Rosh Hashana willl be September 9-11, 2018, Visit our HIGH HOLIDAY LINKS

With the High Holidays swiftly dawning upon us, it would be inexcusable not to awaken ourselves to some of the thoughts and ways we ought to try to focus on during the month of Elul.

There are forty days from the beginning of Elul to Yom Kippur – these correspond to the second set of forty days which Moses ascended Mount Sinai, beseeching Hashem to forgive the Israelites after the Golden Calf and to return to dwell amongst His nation. After 40 days Moses was given the second tablets and the nation was forgiven, and every year we have the chance to connect to this purification and forgiveness on Yom Kippur. Jewish Tradition relates to the entire period of forty days as days of special favor for the Jewish people, and a time of mercy and love from Hashem. It is compared to the initial forty days of a fetus, which is considered the critical time span for its creation; so too do we have an opportunity to recreate ourselves, and as a consequence our world, during these forty days if we take advantage of them.

The sages expound the letters of the month ELUL in various ways, all relating to its central theme of returning to our source, and to ourselves. The most well known is an acronym of the verse in Song of Songs – “I am (E) to my Beloved (L) (Hashem) and my Beloved (U) is to me (L)”. Connoting a rededication to our Better Half, to strengthening the relationship from where all our life and joy springs.

The focus of these days is not any new mitzvos, but rather to renew and reflect on the wealth of opportunities already at our finger tips; the most important and wonderful things are usually already under our noses.

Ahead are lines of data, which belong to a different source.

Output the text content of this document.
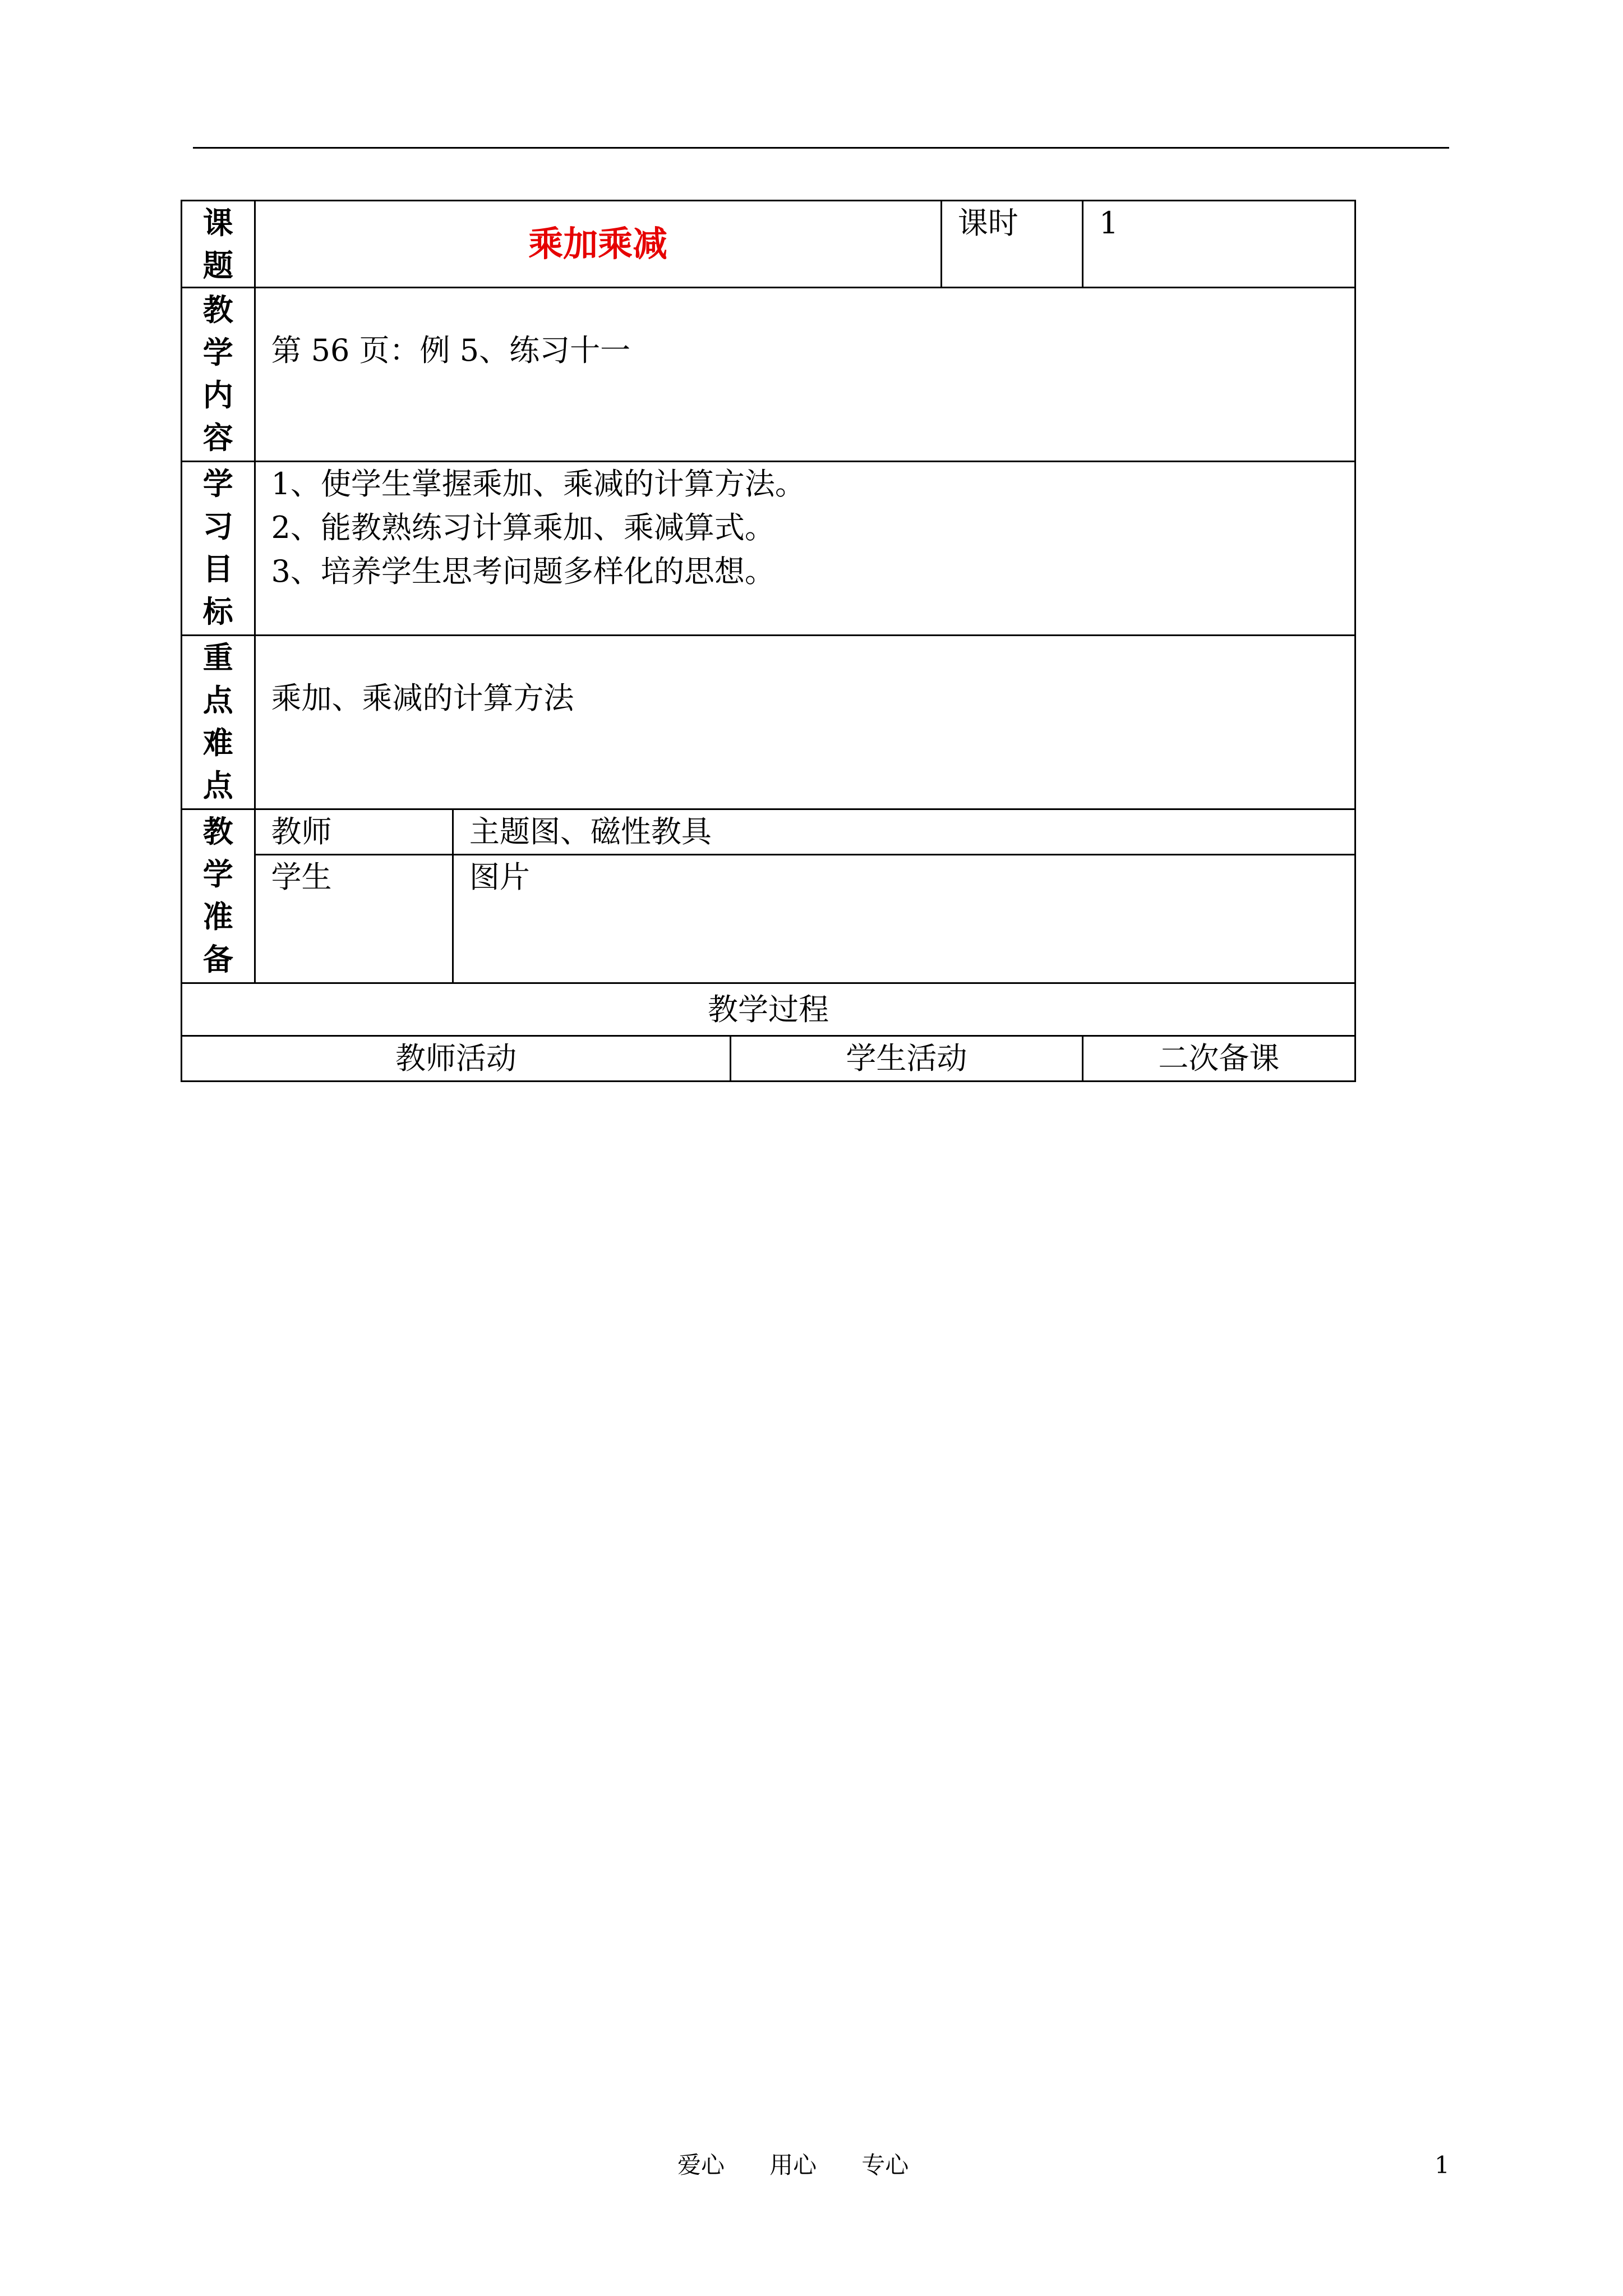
课题	乘加乘减			课时	1

教学内容	第 56 页：例 5、练习十一				

学习目标	1、使学生掌握乘加、乘减的计算方法。
2、能教熟练习计算乘加、乘减算式。
3、培养学生思考问题多样化的思想。				

重点难点	乘加、乘减的计算方法				

教学准备	教师	主题图、磁性教具			
	学生	图片			
教学过程					
教师活动			学生活动		二次备课
爱心      用心      专心	1
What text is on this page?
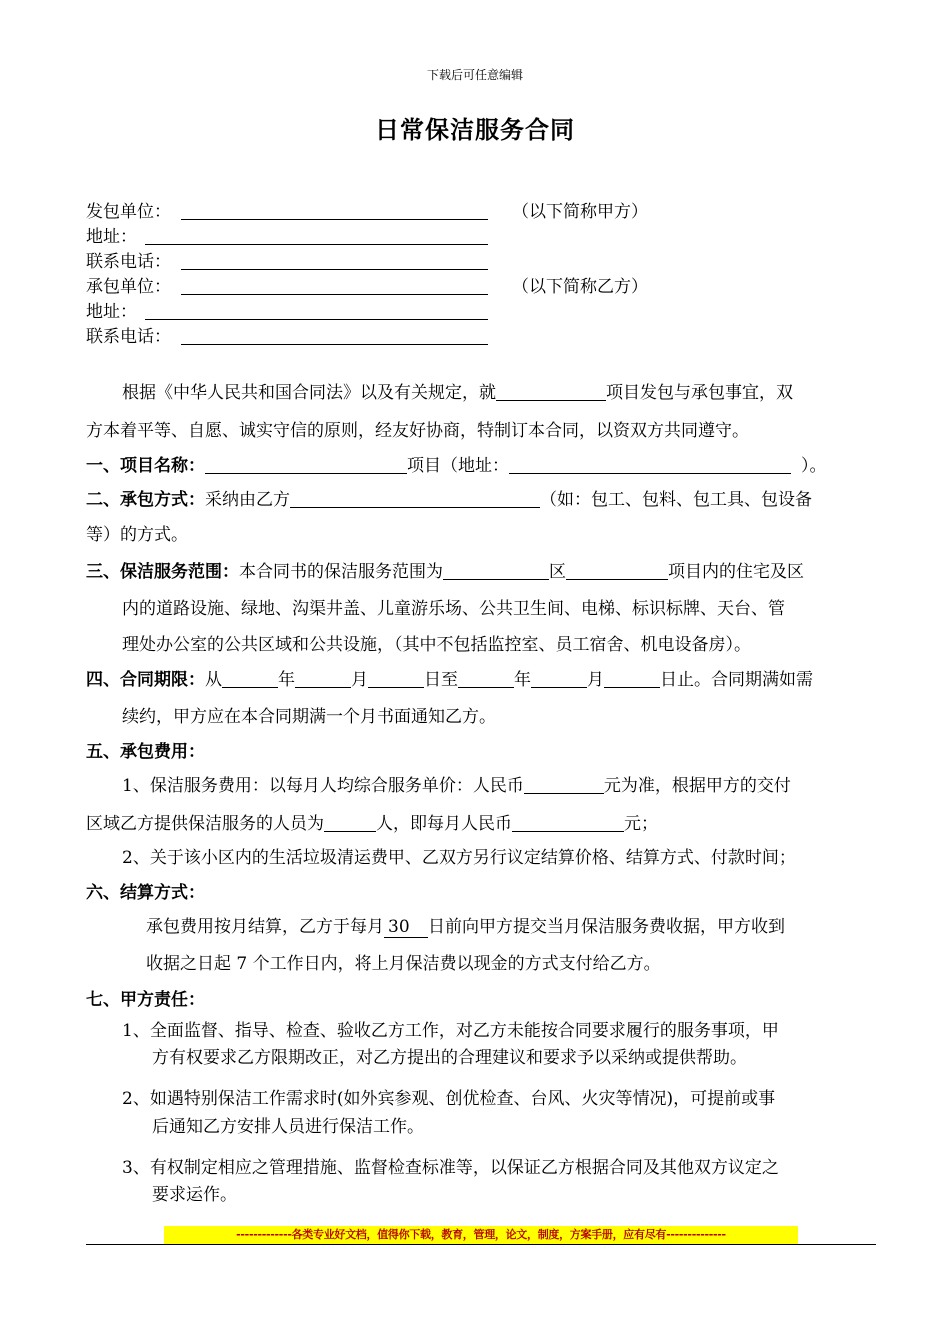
下载后可任意编辑
日常保洁服务合同
发包单位：	（以下简称甲方）
地址：
联系电话：
承包单位：	（以下简称乙方）
地址：
联系电话：
根据《中华人民共和国合同法》以及有关规定，就	项目发包与承包事宜，双
方本着平等、自愿、诚实守信的原则，经友好协商，特制订本合同，以资双方共同遵守。
一、项目名称：	项目（地址：	）。
二、承包方式：采纳由乙方	（如：包工、包料、包工具、包设备
等）的方式。
三、保洁服务范围：本合同书的保洁服务范围为	区	项目内的住宅及区
内的道路设施、绿地、沟渠井盖、儿童游乐场、公共卫生间、电梯、标识标牌、天台、管
理处办公室的公共区域和公共设施，（其中不包括监控室、员工宿舍、机电设备房）。
四、合同期限：从	年	月	日至	年	月	日止。合同期满如需
续约，甲方应在本合同期满一个月书面通知乙方。
五、承包费用：
1、保洁服务费用：以每月人均综合服务单价：人民币	元为准，根据甲方的交付
区域乙方提供保洁服务的人员为	人，即每月人民币	元；
2、关于该小区内的生活垃圾清运费甲、乙双方另行议定结算价格、结算方式、付款时间；
六、结算方式：
承包费用按月结算，乙方于每月 30 日前向甲方提交当月保洁服务费收据，甲方收到
收据之日起 7 个工作日内，将上月保洁费以现金的方式支付给乙方。
七、甲方责任：
1、全面监督、指导、检查、验收乙方工作，对乙方未能按合同要求履行的服务事项，甲
方有权要求乙方限期改正，对乙方提出的合理建议和要求予以采纳或提供帮助。
2、如遇特别保洁工作需求时(如外宾参观、创优检查、台风、火灾等情况)，可提前或事
后通知乙方安排人员进行保洁工作。
3、有权制定相应之管理措施、监督检查标准等，以保证乙方根据合同及其他双方议定之
要求运作。
-------------各类专业好文档，值得你下载，教育，管理，论文，制度，方案手册，应有尽有--------------
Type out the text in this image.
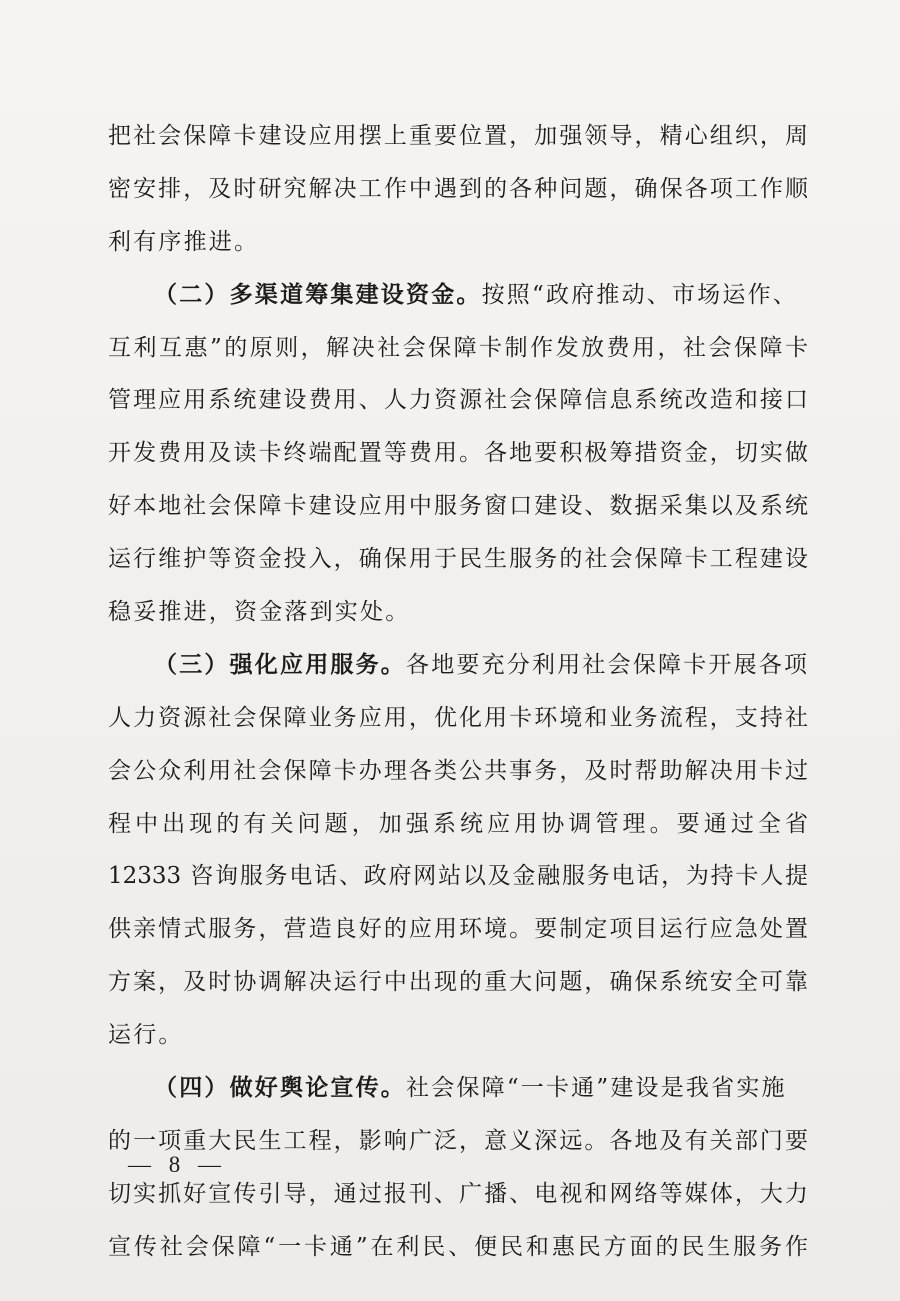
把社会保障卡建设应用摆上重要位置，加强领导，精心组织，周
密安排，及时研究解决工作中遇到的各种问题，确保各项工作顺
利有序推进。
（二）多渠道筹集建设资金。按照“政府推动、市场运作、
互利互惠”的原则，解决社会保障卡制作发放费用，社会保障卡
管理应用系统建设费用、人力资源社会保障信息系统改造和接口
开发费用及读卡终端配置等费用。各地要积极筹措资金，切实做
好本地社会保障卡建设应用中服务窗口建设、数据采集以及系统
运行维护等资金投入，确保用于民生服务的社会保障卡工程建设
稳妥推进，资金落到实处。
（三）强化应用服务。各地要充分利用社会保障卡开展各项
人力资源社会保障业务应用，优化用卡环境和业务流程，支持社
会公众利用社会保障卡办理各类公共事务，及时帮助解决用卡过
程中出现的有关问题，加强系统应用协调管理。要通过全省
12333 咨询服务电话、政府网站以及金融服务电话，为持卡人提
供亲情式服务，营造良好的应用环境。要制定项目运行应急处置
方案，及时协调解决运行中出现的重大问题，确保系统安全可靠
运行。
（四）做好舆论宣传。社会保障“一卡通”建设是我省实施
的一项重大民生工程，影响广泛，意义深远。各地及有关部门要
切实抓好宣传引导，通过报刊、广播、电视和网络等媒体，大力
宣传社会保障“一卡通”在利民、便民和惠民方面的民生服务作
— 8 —
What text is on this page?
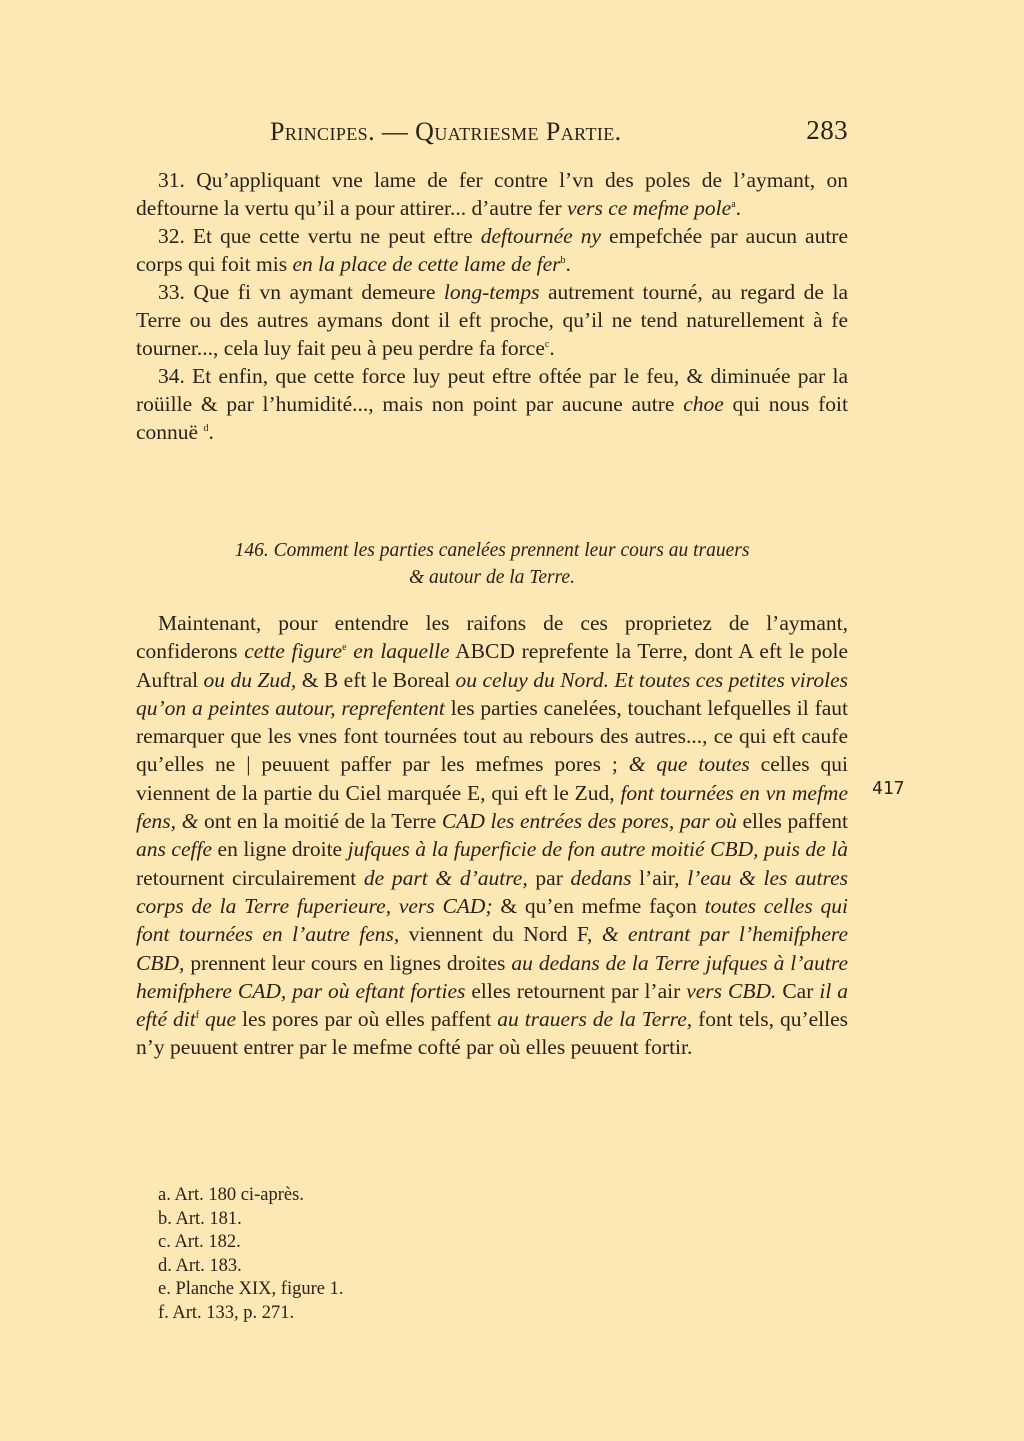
Principes. — Quatriesme Partie.	283

31. Qu’appliquant vne lame de fer contre l’vn des poles de l’aymant, on deftourne la vertu qu’il a pour attirer... d’autre fer vers ce mefme pole$^a$.

32. Et que cette vertu ne peut eftre deftournée ny empefchée par aucun autre corps qui foit mis en la place de cette lame de fer$^b$.

33. Que fi vn aymant demeure long-temps autrement tourné, au regard de la Terre ou des autres aymans dont il eft proche, qu’il ne tend naturellement à fe tourner..., cela luy fait peu à peu perdre fa force$^c$.

34. Et enfin, que cette force luy peut eftre oftée par le feu, & diminuée par la roüille & par l’humidité..., mais non point par aucune autre choe qui nous foit connuë $^d$.

146. Comment les parties canelées prennent leur cours au trauers
& autour de la Terre.

Maintenant, pour entendre les raifons de ces proprietez de l’aymant, confiderons cette figure$^e$ en laquelle ABCD reprefente la Terre, dont A eft le pole Auftral ou du Zud, & B eft le Boreal ou celuy du Nord. Et toutes ces petites viroles qu’on a peintes autour, reprefentent les parties canelées, touchant lefquelles il faut remarquer que les vnes font tournées tout au rebours des autres..., ce qui eft caufe qu’elles ne | peuuent paffer par les mefmes pores ; & que toutes celles qui viennent de la partie du Ciel marquée E, qui eft le Zud, font tournées en vn mefme fens, & ont en la moitié de la Terre CAD les entrées des pores, par où elles paffent ans ceffe en ligne droite jufques à la fuperficie de fon autre moitié CBD, puis de là retournent circulairement de part & d’autre, par dedans l’air, l’eau & les autres corps de la Terre fuperieure, vers CAD; & qu’en mefme façon toutes celles qui font tournées en l’autre fens, viennent du Nord F, & entrant par l’hemifphere CBD, prennent leur cours en lignes droites au dedans de la Terre jufques à l’autre hemifphere CAD, par où eftant forties elles retournent par l’air vers CBD. Car il a efté dit$^f$ que les pores par où elles paffent au trauers de la Terre, font tels, qu’elles n’y peuuent entrer par le mefme cofté par où elles peuuent fortir.

417
a. Art. 180 ci-après.
b. Art. 181.
c. Art. 182.
d. Art. 183.
e. Planche XIX, figure 1.
f. Art. 133, p. 271.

The first words of the verse of how one who accidentally murders through carelessness is to flee to the designated Levite cities for refuge also begins with the letters ELUL. I heard from Rabbi Zev Leff that the connection is that one only murders through carelessness when the sanctity of life has been diminished to the extent that such foul ups become possible (that is why there was always an uneven distribution of cities of refuge, corresponding to the righteousness of the locale). Fleeing to the Levite city is one of the many examples the Torah proscribes to rehabilitate the fallen soul by placing him in a positive, nourishing environment (the parsha of Jewish slaves is another good example), for the Levites model a higher ethic of living, and a more spiritual and righteous community. So too, after a hectic year, and the travails of the three weeks of tragedy, and the distractions of the summer, Elul is our place of refuge to rehabilitate our dimmed neshamos (spiritual souls), and to repair our rusty relationships, and to sharpen our thinking, in order to be meritorious in judgment and to take out a new lease on life in the upcoming new year.

We, the Jewish people are blessed with so many opportunities to strengthen our yiddishkeit, and more importantly, our love and geshmack for yiddishkeit during this wonderful time. Just to name a few: Shabbos – a time of being free from the mundane, and a time to taste eternity in our lives, and we elevate to this lofty world every 7 days.
Davening: all we need to do is contemplate for a few moments that we are communicating with the Creator, as real as when we talk to our friend. (The Halachos related to Tefilla demonstrate this reality that the Shechina has, so to speak, presented itself before us, and is attentive to our communication – e.g. not walking before another who is davening, or not looking in front of you while saying the Amida)

Brachos (Blessings): dozens of times a day we can reflect on how much good we have in our lives, and how Hashem is constantly providing us with all our needs and joys.

Torah: The greatest illumination in the whole of Creation, the Expression and Will of the Creator – If davening is our speaking to the Creator, Torah is the Creator speaking to us. Every word is a mitzvah greater than all the other mitzvos combined, and the sanctity and growth we gain from immersion in Torah is unparalleled in creation.

Chesed – every act of kindness is an opportunity for your neshama to touch another person’s neshama. Abraham excused himself from speaking with Hashem in order to do chesed with idolatrous Arab strangers – teaching us that this was even greater.

Tzedaka – we can become givers, thereby using our blessings to emulate The Creator, who is the ultimate provider and sustainer of all. All of these mitzvos involved with our secular affairs and possessions are also a precious opportunity to develop our trust and faithfulness to our Molder, our Father, our King. – After all we must develop our ability to grasp Hashem as King, for Rosh Hashana, in order to do our job of crowning Him on that day. – (This is especially challenging for our generation, now that Providence has greatly removed the image and concept of Kingship and Royalty from the modern western society.)

We hope that we all seek out this Elul as our city of refuge, and make a little time and a lot of heart to revive ourselves and be well oriented and strong for the Days of Awe.
Wishing everybody a favorable verdict full of new blessings for 5779.